と、次の瞬間、宙を流れるマグマからマグマの塊が弾丸の如く撃ち出された。
「任せよ!」
ティオが魔法を発動し、炎塊でもってマグマを迎撃していた。この攻撃が戦闘開始の狼煙となったようで、マグマの海やマグマの川から今のマグマの塊と同規模のものがマシンガンの如く撃ち出された。
「散開しろ!」
ハジメの声に小舟を捨てて全員がそれぞれ別の足場へと散開し、マグマの弾丸を迎撃していく。そんな中、ハジメがユエに迫るマグマを迎撃し、僅かな隙が出来たことでユエが魔法を発動させる。
「『絶禍』」
重力魔法の星がマグマを吸い込み、その超重力で押し潰していく。これによって出来た隙を見逃さず、ハジメが中央の島を調べようと"空力"で跳ぶ。
が、しかし…
『ゴァアアアア!!』
「っ!?」
完全な不意打ちでマグマの海から蛇のような魔物が現れてハジメを急襲する。その急襲をハジメはとんでもない反射神経で避け、蛇の頭を銃撃したのだが…
「なにっ?!」
なんとこの蛇、マグマだけで体が構成されており、核である魔石を潰さないと倒せないと判明した。その蛇の追撃を躱してハジメが再度島へと向かおうとするも、さらに複数の蛇がマグマから現れてハジメを奇襲する。その奇襲を本能的な勘で避け、後退したハジメの元にユエ達も合流する。
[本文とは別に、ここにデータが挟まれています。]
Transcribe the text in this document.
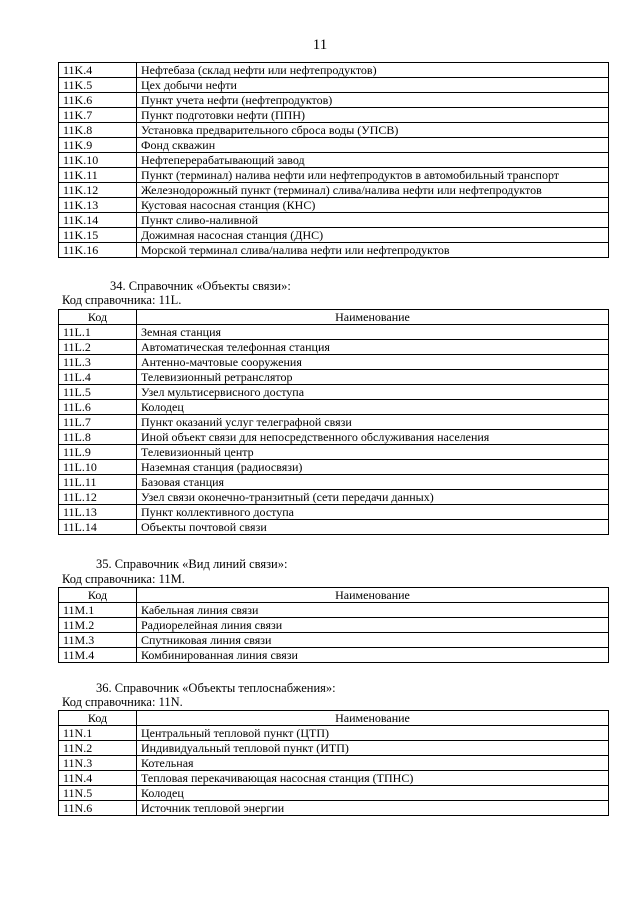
11
11K.4	Нефтебаза (склад нефти или нефтепродуктов)
11K.5	Цех добычи нефти
11K.6	Пункт учета нефти (нефтепродуктов)
11K.7	Пункт подготовки нефти (ППН)
11K.8	Установка предварительного сброса воды (УПСВ)
11K.9	Фонд скважин
11K.10	Нефтеперерабатывающий завод
11K.11	Пункт (терминал) налива нефти или нефтепродуктов в автомобильный транспорт
11K.12	Железнодорожный пункт (терминал) слива/налива нефти или нефтепродуктов
11K.13	Кустовая насосная станция (КНС)
11K.14	Пункт сливо-наливной
11K.15	Дожимная насосная станция (ДНС)
11K.16	Морской терминал слива/налива нефти или нефтепродуктов
34. Справочник «Объекты связи»:
Код справочника: 11L.
Код	Наименование
11L.1	Земная станция
11L.2	Автоматическая телефонная станция
11L.3	Антенно-мачтовые сооружения
11L.4	Телевизионный ретранслятор
11L.5	Узел мультисервисного доступа
11L.6	Колодец
11L.7	Пункт оказаний услуг телеграфной связи
11L.8	Иной объект связи для непосредственного обслуживания населения
11L.9	Телевизионный центр
11L.10	Наземная станция (радиосвязи)
11L.11	Базовая станция
11L.12	Узел связи оконечно-транзитный (сети передачи данных)
11L.13	Пункт коллективного доступа
11L.14	Объекты почтовой связи
35. Справочник «Вид линий связи»:
Код справочника: 11M.
Код	Наименование
11M.1	Кабельная линия связи
11M.2	Радиорелейная линия связи
11M.3	Спутниковая линия связи
11M.4	Комбинированная линия связи
36. Справочник «Объекты теплоснабжения»:
Код справочника: 11N.
Код	Наименование
11N.1	Центральный тепловой пункт (ЦТП)
11N.2	Индивидуальный тепловой пункт (ИТП)
11N.3	Котельная
11N.4	Тепловая перекачивающая насосная станция (ТПНС)
11N.5	Колодец
11N.6	Источник тепловой энергии
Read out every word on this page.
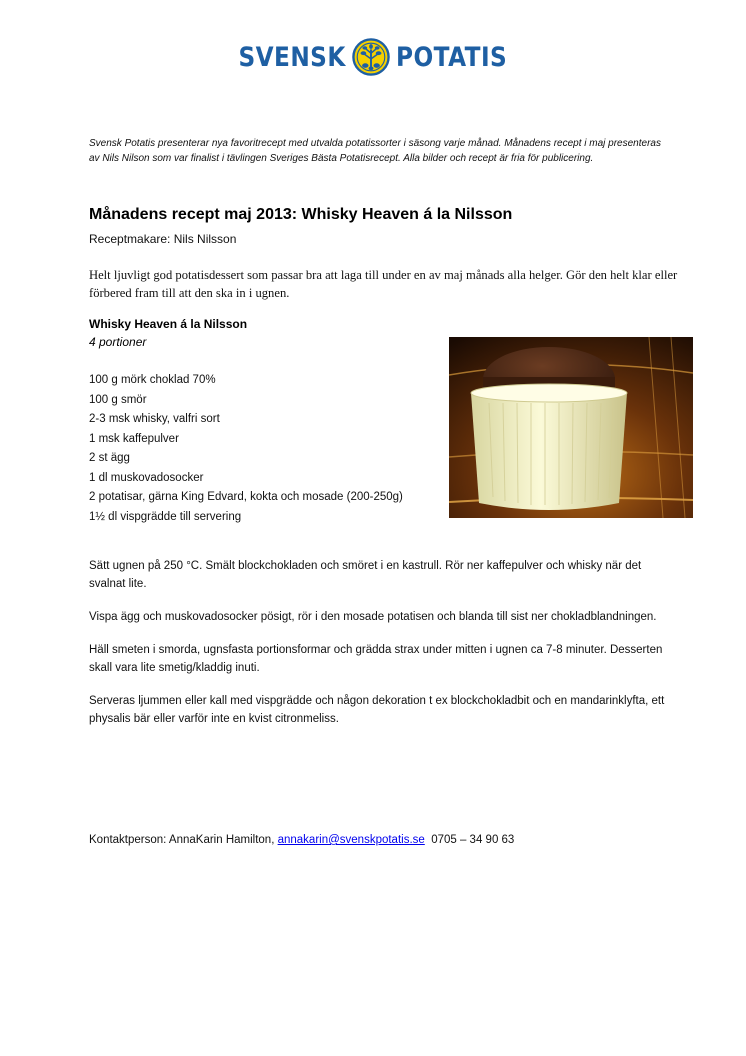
SVENSK POTATIS
Svensk Potatis presenterar nya favoritrecept med utvalda potatissorter i säsong varje månad. Månadens recept i maj presenteras av Nils Nilson som var finalist i tävlingen Sveriges Bästa Potatisrecept. Alla bilder och recept är fria för publicering.
Månadens recept maj 2013: Whisky Heaven á la Nilsson
Receptmakare: Nils Nilsson
Helt ljuvligt god potatisdessert som passar bra att laga till under en av maj månads alla helger. Gör den helt klar eller förbered fram till att den ska in i ugnen.
Whisky Heaven á la Nilsson
4 portioner
100 g mörk choklad 70%
100 g smör
2-3 msk whisky, valfri sort
1 msk kaffepulver
2 st ägg
1 dl muskovadosocker
2 potatisar, gärna King Edvard, kokta och mosade (200-250g)
1½ dl vispgrädde till servering

Sätt ugnen på 250 °C. Smält blockchokladen och smöret i en kastrull. Rör ner kaffepulver och whisky när det svalnat lite.

Vispa ägg och muskovadosocker pösigt, rör i den mosade potatisen och blanda till sist ner chokladblandningen.

Häll smeten i smorda, ugnsfasta portionsformar och grädda strax under mitten i ugnen ca 7-8 minuter. Desserten skall vara lite smetig/kladdig inuti.

Serveras ljummen eller kall med vispgrädde och någon dekoration t ex blockchokladbit och en mandarinklyfta, ett physalis bär eller varför inte en kvist citronmeliss.

Kontaktperson: AnnaKarin Hamilton, annakarin@svenskpotatis.se 0705 – 34 90 63
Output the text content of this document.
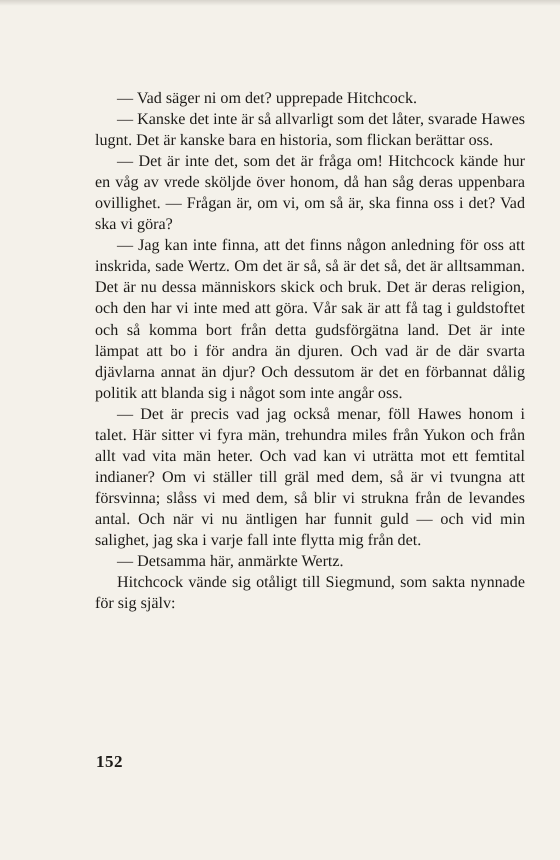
— Vad säger ni om det? upprepade Hitchcock.

— Kanske det inte är så allvarligt som det låter, svarade Hawes lugnt. Det är kanske bara en historia, som flickan berättar oss.

— Det är inte det, som det är fråga om! Hitchcock kände hur en våg av vrede sköljde över honom, då han såg deras uppenbara ovillighet. — Frågan är, om vi, om så är, ska finna oss i det? Vad ska vi göra?

— Jag kan inte finna, att det finns någon anledning för oss att inskrida, sade Wertz. Om det är så, så är det så, det är alltsamman. Det är nu dessa människors skick och bruk. Det är deras religion, och den har vi inte med att göra. Vår sak är att få tag i guldstoftet och så komma bort från detta gudsförgätna land. Det är inte lämpat att bo i för andra än djuren. Och vad är de där svarta djävlarna annat än djur? Och dessutom är det en förbannat dålig politik att blanda sig i något som inte angår oss.

— Det är precis vad jag också menar, föll Hawes honom i talet. Här sitter vi fyra män, trehundra miles från Yukon och från allt vad vita män heter. Och vad kan vi uträtta mot ett femtital indianer? Om vi ställer till gräl med dem, så är vi tvungna att försvinna; slåss vi med dem, så blir vi strukna från de levandes antal. Och när vi nu äntligen har funnit guld — och vid min salighet, jag ska i varje fall inte flytta mig från det.

— Detsamma här, anmärkte Wertz.

Hitchcock vände sig otåligt till Siegmund, som sakta nynnade för sig själv:

152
「さてはて、こいつらがガーディアンか。親友の見立ては?」
「おそらくは、バチュラム系の魔物と一緒だ。どっかに核…魔石があって、それで動いてんだろ。流石に俺の魔眼石でもマグマが邪魔で特定できないが…それを壊せば、倒せるだろ」
そんな会話をしてる合間にもマグマから現れる蛇は20体にまで増えていた。それを見ながらもハジメの見解に頷き合うと同時に20体もの蛇も襲い掛かってきた。
「では、先陣を切らせてもらおうかの!」
そう言ってティオが両手を突き出し、黒き魔力砲撃…竜人族の『ブレス』を放っていた。これにより、一気に8体もの蛇を消滅させていた。その空いた包囲の穴から飛び出すハジメ達だが、さっきのティオの攻撃で減ったはずの蛇の数は20体に戻っていた。
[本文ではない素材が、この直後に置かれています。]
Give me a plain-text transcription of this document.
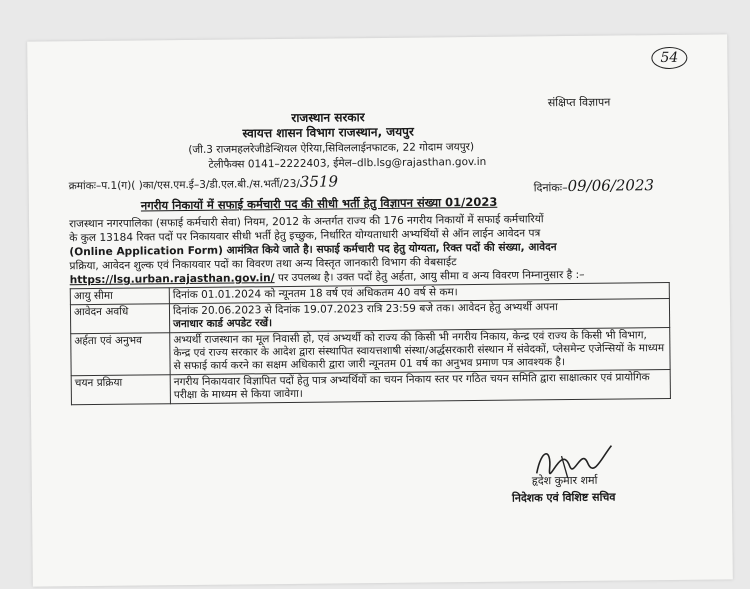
54
राजस्थान सरकार
स्वायत्त शासन विभाग राजस्थान, जयपुर
(जी.3 राजमहलरेजीडेन्शियल ऐरिया,सिविललाईनफाटक, 22 गोदाम जयपुर)
टेलीफैक्स 0141–2222403, ईमेल–dlb.lsg@rajasthan.gov.in
संक्षिप्त विज्ञापन
क्रमांकः–प.1(ग)( )का/एस.एम.ई–3/डी.एल.बी./स.भर्ती/23/3519	दिनांकः–09/06/2023
नगरीय निकायों में सफाई कर्मचारी पद की सीधी भर्ती हेतु विज्ञापन संख्या 01/2023
राजस्थान नगरपालिका (सफाई कर्मचारी सेवा) नियम, 2012 के अन्तर्गत राज्य की 176 नगरीय निकायों में सफाई कर्मचारियों
के कुल 13184 रिक्त पदों पर निकायवार सीधी भर्ती हेतु इच्छुक, निर्धारित योग्यताधारी अभ्यर्थियों से ऑन लाईन आवेदन पत्र
(Online Application Form) आमंत्रित किये जाते है। सफाई कर्मचारी पद हेतु योग्यता, रिक्त पदों की संख्या, आवेदन
प्रक्रिया, आवेदन शुल्क एवं निकायवार पदों का विवरण तथा अन्य विस्तृत जानकारी विभाग की वेबसाईट
https://lsg.urban.rajasthan.gov.in/ पर उपलब्ध है। उक्त पदों हेतु अर्हता, आयु सीमा व अन्य विवरण निम्नानुसार है :–
आयु सीमा	दिनांक 01.01.2024 को न्यूनतम 18 वर्ष एवं अधिकतम 40 वर्ष से कम।
आवेदन अवधि	दिनांक 20.06.2023 से दिनांक 19.07.2023 रात्रि 23:59 बजे तक। आवेदन हेतु अभ्यर्थी अपना
जनाधार कार्ड अपडेट रखें।
अर्हता एवं अनुभव	अभ्यर्थी राजस्थान का मूल निवासी हो, एवं अभ्यर्थी को राज्य की किसी भी नगरीय निकाय, केन्द्र एवं राज्य के किसी भी विभाग, केन्द्र एवं राज्य सरकार के आदेश द्वारा संस्थापित स्वायत्तशाषी संस्था/अर्द्धसरकारी संस्थान में संवेदकों, प्लेसमेन्ट एजेन्सियों के माध्यम से सफाई कार्य करने का सक्षम अधिकारी द्वारा जारी न्यूनतम 01 वर्ष का अनुभव प्रमाण पत्र आवश्यक है।
चयन प्रक्रिया	नगरीय निकायवार विज्ञापित पदों हेतु पात्र अभ्यर्थियों का चयन निकाय स्तर पर गठित चयन समिति द्वारा साक्षात्कार एवं प्रायोगिक परीक्षा के माध्यम से किया जावेगा।
हृदेश कुमार शर्मा
निदेशक एवं विशिष्ट सचिव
「どういうことだ? 倒すことがクリア条件じゃないのか?」
ハジメが頭を捻っていると…
「ハジメさん! なんだか岩壁が光ってますよ!?」
「なんだと?」
シアが中央の島の岩壁の変化に気付き、それを見たハジメが"遠見"のスキルで確認したところ、オレンジ色に輝くのは何らかの鉱石で、それが規則正しく並んでいるのだ。そして、輝いている鉱石の数は8個。ティオが倒した数と一致する。そして、鉱石の数は推測で100個だと予想する。
「つまり、あれか。この状況で、蛇を100体も倒さないとクリアしたことにはなんねぇのか」
「なるほどな。てことは、あと92体か」
ハジメが推測を口にし、忍が残り数を計算していると…
「残念じゃが、あと91体じゃよ!」
なんだかんだ言いつつティオが追加で蛇をもう1体倒したらしい。
「ご主人様よ! 妾が一番多く倒したら
「いや、そんn…」
「なっ!? ティオさんだけズルいです! そんなの私も当然、参戦しますよ! ハジメさん、私も勝ったら一晩ですぅ!!」
「だから、おま…」
「……なら、私も2人っきりで一日デート」
「……………………」
ティオから始まり、シア、ユエとそれぞれ勝手な要望を言うと、女性陣が蛇を殲滅するが如く撃退していき始めた。当の景品にされたハジメは置いてけぼりを食らいつつも…
「ハッハッハッ、モテる男は辛いね、親友」
「……ま、楽しそうだからいいけどな」
「あとで、白崎さんにもフォローしとけよ」
「……善処しよう」
そんなこと言い合い、男2人も蛇撃破に動き出す。
そうして大迷宮のコンセプトをガン無視して攻略を進める一行は蛇達を殲滅していき、最後の1体にハジメがトドメを刺そうとドンナーの引き金を引いた。
だが、その時だった。
ズドォオオオオオオ!!!
ハジメの頭上より、極光が降り注ぎ、ハジメと最後の蛇を呑み込んでいた。